The database the students used for the project is aligned with the Materials Genome Initiative, a U.S. government initiative designed to accelerate the discovery and development of new materials. They include information about the properties, structure and behavior of various materials. Just as the human genome serves as a database to guide the assembly of living structures, here the materials genome contains the same fundamental data that can be used to guide the assembly of multi-scale microstructures of materials that evolve throughout successive stages of processing.

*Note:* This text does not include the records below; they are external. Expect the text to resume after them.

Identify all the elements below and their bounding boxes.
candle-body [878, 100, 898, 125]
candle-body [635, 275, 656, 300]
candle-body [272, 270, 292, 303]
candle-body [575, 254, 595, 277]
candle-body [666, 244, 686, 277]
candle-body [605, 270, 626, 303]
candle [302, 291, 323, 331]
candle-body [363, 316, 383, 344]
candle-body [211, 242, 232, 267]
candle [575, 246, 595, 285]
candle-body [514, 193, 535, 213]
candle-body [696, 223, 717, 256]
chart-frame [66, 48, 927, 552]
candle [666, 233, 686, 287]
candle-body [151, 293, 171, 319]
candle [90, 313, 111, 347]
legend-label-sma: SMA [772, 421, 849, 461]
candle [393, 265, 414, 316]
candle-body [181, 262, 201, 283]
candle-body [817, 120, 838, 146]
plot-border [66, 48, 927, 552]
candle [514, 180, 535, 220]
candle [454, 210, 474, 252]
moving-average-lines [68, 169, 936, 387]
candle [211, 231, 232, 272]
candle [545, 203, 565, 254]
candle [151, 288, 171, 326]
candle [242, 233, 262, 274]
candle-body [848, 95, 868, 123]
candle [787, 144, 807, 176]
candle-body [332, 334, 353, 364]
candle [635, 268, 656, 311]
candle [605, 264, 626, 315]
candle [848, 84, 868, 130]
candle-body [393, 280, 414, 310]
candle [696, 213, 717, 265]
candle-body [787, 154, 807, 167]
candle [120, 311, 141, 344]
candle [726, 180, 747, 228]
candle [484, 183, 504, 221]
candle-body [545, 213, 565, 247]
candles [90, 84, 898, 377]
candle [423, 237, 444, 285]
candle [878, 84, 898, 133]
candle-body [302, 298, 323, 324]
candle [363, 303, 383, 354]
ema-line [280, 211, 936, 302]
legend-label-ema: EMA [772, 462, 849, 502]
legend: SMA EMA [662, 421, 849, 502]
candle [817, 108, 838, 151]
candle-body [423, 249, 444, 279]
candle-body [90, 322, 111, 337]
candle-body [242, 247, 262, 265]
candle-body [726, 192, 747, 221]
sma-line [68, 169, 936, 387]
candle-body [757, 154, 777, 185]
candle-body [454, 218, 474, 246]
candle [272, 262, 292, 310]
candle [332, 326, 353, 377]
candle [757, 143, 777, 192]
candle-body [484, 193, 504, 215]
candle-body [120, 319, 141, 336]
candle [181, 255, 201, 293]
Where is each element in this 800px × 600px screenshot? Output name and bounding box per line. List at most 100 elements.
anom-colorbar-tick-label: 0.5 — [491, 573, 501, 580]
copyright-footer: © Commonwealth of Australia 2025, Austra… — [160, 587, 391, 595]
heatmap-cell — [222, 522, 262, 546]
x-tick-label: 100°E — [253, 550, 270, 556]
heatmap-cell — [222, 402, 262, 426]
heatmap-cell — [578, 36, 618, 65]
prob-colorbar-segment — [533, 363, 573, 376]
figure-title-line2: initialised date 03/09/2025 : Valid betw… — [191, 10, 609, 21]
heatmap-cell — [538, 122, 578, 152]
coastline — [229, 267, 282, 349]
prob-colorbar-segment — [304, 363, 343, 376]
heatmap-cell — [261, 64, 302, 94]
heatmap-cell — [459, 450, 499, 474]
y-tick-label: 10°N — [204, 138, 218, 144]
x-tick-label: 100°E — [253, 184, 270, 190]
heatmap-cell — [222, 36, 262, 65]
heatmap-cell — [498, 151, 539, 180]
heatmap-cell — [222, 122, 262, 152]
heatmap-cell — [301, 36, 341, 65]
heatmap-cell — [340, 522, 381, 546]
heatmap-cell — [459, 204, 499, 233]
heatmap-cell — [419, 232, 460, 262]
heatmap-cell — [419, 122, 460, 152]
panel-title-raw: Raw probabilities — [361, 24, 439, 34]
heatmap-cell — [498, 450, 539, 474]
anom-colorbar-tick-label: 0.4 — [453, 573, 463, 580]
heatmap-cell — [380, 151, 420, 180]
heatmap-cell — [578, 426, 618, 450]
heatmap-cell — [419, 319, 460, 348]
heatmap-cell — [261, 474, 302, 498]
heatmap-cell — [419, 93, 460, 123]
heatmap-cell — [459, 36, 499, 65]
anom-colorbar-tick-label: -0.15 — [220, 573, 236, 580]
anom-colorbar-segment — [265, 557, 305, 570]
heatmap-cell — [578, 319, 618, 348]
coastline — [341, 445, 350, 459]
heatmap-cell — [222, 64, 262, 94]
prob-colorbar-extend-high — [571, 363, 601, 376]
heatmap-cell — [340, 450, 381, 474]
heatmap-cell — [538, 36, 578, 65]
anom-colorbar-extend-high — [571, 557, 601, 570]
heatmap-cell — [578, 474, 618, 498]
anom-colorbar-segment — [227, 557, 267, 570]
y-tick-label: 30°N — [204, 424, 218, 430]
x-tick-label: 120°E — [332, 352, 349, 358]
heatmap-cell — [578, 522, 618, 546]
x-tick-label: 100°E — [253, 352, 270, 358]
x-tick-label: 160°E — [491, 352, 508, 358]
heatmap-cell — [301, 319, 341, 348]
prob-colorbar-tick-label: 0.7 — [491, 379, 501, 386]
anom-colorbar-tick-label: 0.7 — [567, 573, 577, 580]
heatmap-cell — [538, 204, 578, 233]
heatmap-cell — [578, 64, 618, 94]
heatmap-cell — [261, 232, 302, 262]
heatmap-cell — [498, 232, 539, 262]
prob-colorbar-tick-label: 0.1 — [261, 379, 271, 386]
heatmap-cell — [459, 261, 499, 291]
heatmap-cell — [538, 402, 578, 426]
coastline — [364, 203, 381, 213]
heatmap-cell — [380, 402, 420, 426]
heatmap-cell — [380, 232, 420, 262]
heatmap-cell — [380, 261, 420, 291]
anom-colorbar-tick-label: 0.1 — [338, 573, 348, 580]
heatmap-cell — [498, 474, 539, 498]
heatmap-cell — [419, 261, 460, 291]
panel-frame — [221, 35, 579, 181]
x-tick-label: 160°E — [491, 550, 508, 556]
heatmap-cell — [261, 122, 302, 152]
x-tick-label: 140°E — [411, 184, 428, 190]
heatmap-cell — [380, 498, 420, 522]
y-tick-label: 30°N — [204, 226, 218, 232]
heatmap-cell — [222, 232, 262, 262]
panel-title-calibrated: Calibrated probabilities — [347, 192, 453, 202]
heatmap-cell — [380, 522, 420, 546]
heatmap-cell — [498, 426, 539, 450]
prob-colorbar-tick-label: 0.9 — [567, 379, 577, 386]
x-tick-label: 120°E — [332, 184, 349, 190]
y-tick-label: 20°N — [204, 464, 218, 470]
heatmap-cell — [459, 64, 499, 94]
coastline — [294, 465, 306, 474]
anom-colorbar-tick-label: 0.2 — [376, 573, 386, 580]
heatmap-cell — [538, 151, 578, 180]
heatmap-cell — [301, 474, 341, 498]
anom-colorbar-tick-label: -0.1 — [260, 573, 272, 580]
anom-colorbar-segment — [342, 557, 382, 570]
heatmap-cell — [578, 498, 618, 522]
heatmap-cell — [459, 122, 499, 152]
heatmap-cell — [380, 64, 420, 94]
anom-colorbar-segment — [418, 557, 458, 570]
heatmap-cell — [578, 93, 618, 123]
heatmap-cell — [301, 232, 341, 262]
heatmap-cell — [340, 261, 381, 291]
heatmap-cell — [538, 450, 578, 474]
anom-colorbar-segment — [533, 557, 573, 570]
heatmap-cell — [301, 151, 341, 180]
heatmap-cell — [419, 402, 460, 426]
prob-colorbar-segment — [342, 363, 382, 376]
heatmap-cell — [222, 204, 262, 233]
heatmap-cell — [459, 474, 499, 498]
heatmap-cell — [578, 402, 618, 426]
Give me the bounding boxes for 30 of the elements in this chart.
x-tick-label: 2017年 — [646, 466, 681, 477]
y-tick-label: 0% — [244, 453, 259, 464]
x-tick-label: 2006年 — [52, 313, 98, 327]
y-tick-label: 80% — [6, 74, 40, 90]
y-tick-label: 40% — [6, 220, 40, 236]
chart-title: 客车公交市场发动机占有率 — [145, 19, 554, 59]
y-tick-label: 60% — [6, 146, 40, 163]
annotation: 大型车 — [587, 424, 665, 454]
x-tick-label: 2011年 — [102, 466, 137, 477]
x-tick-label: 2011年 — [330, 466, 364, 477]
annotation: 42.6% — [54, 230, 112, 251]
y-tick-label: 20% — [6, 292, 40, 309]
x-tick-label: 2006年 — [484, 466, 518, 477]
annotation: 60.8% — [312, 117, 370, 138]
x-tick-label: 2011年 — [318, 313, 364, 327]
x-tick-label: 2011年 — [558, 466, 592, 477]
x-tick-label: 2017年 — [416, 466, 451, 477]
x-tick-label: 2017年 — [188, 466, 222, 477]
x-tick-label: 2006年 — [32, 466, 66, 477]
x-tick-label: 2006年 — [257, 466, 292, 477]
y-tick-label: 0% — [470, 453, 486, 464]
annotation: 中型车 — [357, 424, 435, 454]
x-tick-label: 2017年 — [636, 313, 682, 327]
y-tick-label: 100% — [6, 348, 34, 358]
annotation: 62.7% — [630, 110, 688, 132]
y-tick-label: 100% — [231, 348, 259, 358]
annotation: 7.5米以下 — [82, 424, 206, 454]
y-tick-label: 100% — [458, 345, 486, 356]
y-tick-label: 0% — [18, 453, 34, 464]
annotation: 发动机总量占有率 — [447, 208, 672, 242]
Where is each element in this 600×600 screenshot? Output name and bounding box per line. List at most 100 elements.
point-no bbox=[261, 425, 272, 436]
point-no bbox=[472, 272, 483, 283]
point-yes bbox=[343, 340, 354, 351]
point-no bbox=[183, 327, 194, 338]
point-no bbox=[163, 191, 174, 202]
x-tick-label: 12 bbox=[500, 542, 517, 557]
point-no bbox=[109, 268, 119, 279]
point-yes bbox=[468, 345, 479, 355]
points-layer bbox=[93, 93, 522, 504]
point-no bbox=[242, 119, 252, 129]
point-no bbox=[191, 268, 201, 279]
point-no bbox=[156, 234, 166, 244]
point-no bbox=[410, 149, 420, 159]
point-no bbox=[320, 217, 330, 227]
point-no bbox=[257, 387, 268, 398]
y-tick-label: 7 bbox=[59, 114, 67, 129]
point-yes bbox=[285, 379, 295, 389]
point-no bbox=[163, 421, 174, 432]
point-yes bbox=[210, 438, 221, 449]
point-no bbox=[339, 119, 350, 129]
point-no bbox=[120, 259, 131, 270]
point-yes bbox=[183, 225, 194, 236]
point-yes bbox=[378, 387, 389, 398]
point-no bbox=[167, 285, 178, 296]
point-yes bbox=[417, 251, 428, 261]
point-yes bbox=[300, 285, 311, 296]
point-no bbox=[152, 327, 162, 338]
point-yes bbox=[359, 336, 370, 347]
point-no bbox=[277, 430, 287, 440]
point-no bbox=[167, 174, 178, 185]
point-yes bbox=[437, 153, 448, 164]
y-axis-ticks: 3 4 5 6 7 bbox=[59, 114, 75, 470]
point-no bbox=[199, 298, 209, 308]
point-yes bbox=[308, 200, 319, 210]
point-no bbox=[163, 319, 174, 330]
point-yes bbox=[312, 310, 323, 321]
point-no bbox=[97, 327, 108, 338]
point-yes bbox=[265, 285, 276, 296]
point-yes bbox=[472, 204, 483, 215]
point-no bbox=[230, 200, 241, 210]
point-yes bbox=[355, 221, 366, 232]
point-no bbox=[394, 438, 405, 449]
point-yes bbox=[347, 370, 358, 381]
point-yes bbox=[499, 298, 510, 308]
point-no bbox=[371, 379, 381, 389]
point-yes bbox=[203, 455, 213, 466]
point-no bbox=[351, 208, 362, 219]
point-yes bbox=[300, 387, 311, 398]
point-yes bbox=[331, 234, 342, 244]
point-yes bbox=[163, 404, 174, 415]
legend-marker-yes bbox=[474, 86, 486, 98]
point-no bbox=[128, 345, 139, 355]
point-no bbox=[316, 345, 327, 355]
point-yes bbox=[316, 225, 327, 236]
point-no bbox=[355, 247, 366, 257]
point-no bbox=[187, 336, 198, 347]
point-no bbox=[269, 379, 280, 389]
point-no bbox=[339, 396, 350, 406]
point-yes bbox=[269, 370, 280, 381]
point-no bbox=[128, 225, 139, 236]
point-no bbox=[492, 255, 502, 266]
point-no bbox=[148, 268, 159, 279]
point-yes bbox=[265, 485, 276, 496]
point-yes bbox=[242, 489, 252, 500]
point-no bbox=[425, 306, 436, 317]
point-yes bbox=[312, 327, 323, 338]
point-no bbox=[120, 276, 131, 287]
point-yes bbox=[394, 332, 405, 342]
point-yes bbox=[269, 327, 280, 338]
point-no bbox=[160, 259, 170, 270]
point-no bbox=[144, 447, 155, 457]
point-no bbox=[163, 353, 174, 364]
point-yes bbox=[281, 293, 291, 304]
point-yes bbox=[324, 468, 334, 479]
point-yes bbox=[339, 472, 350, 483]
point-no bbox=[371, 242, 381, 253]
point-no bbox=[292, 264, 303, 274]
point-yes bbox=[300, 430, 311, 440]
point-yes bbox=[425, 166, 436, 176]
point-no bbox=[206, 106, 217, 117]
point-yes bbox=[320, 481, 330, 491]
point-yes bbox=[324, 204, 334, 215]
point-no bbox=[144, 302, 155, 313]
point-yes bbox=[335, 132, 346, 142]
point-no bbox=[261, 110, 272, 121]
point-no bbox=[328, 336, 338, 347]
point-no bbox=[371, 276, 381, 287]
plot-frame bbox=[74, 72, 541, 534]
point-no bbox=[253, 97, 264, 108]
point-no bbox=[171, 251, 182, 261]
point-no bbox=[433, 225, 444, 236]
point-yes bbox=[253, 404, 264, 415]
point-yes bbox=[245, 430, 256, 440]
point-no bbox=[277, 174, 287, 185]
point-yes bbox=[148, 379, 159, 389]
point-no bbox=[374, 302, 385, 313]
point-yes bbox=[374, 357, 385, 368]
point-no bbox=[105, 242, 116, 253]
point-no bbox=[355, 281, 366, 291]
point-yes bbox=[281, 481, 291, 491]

“So the database allows us to take the mechanistic knowledge that we have and apply it in a way that is specific to quantitative systems. The course really brings the entire curriculum of the undergraduate materials program into these design projects,” Olson said. He’s proud to see students like Anderfaas and Grewal succeed in the subject.

The students were surprised but delighted with their victory in the ASM competition. “It’s difficult to grasp all these concepts and balance everything,” Grewal said. “This was definitely the hardest class I’ve ever taken, but also the most rewarding.”

Second place in the competition was awarded to Purdue University for improving the flattening process for forged aluminum parts; third place was awarded to Michigan Technological University for reducing the presence of boron impurities when making cast iron from recycled steel.